In 1980 Lane Kirkland appointed Kahn to organize the AFL–CIO's support for the Polish labor-union Solidarity; this support was made despite protests by the USSR and the Carter administration. He acted as the Director of the AFL–CIO's Department of International Affairs in 1986 and was officially named Director in 1989. Kahn died in 1992, at the age of 53.
Kahn was born Thomas John Marcel on September 15, 1938, and was immediately placed for adoption at the New York Foundling Hospital. He was adopted by the Jewish couple Adele and David Kahn, and renamed Thomas David Kahn. His father, a member of the Communist Party USA, became President of the Transport Workers Local 101 of the Brooklyn Union Gas Company.
Tom Kahn was a civil libertarian who "ran for president of the Student Organization of Erasmus Hall High School in 1955 on a platform calling for the destruction of the student assembly, because it had no power", an election he lost. In high school, he met Rachelle Horowitz, who would become his lifelong friend and political ally.
At Brooklyn College (CUNY), the undergraduate students Kahn and Horowitz joined the U.S. movement for democratic socialism after hearing Max Shachtman denounce the 1956 Soviet invasion of Hungary: Shachtman described
rolling Russian tanks ... defenceless Hungarian workers and students fighting back with stones ... a heroic people's crushed hopes, and ... our democratic socialist links to those hopes.
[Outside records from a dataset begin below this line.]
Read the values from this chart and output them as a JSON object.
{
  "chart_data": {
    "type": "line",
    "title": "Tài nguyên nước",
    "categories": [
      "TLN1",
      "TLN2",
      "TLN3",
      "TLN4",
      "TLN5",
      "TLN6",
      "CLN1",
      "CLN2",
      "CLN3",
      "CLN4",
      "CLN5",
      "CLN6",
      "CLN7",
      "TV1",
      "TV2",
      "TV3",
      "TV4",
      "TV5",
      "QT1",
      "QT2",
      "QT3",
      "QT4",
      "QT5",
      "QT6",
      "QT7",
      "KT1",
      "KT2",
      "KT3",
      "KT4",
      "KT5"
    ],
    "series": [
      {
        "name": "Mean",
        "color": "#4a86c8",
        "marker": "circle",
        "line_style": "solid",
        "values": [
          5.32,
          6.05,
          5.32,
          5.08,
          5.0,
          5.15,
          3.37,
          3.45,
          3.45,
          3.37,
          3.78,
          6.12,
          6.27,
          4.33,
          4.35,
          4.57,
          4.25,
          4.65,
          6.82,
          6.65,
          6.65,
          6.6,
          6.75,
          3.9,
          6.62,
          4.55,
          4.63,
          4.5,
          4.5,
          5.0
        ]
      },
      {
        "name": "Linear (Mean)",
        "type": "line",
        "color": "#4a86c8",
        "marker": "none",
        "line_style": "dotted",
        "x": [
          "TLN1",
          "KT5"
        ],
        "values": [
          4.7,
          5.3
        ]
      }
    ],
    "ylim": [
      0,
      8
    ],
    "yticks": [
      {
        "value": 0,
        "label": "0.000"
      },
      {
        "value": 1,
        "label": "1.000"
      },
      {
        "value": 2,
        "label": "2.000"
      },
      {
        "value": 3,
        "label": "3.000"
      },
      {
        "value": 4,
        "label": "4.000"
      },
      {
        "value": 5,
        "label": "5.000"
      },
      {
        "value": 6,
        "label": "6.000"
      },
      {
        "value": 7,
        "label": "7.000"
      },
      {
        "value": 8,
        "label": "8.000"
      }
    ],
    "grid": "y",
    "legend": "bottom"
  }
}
Freedom, democracy—they were not abstractions; they were real and could therefore be destroyed. Communist totalitarianism was not merely a political force, an ideological aberration that could be smashed in debate; it was a monstrous physical force. Democracy was not merely the icing on the socialist cake. It was the cake—or there was no socialism worth fighting for. And if socialism was worth fighting for here, it was worth fighting for everywhere: socialism was nothing if it was not profoundly internationalist. I do not remember whether that was the night I signed up. But it was the night I became convinced.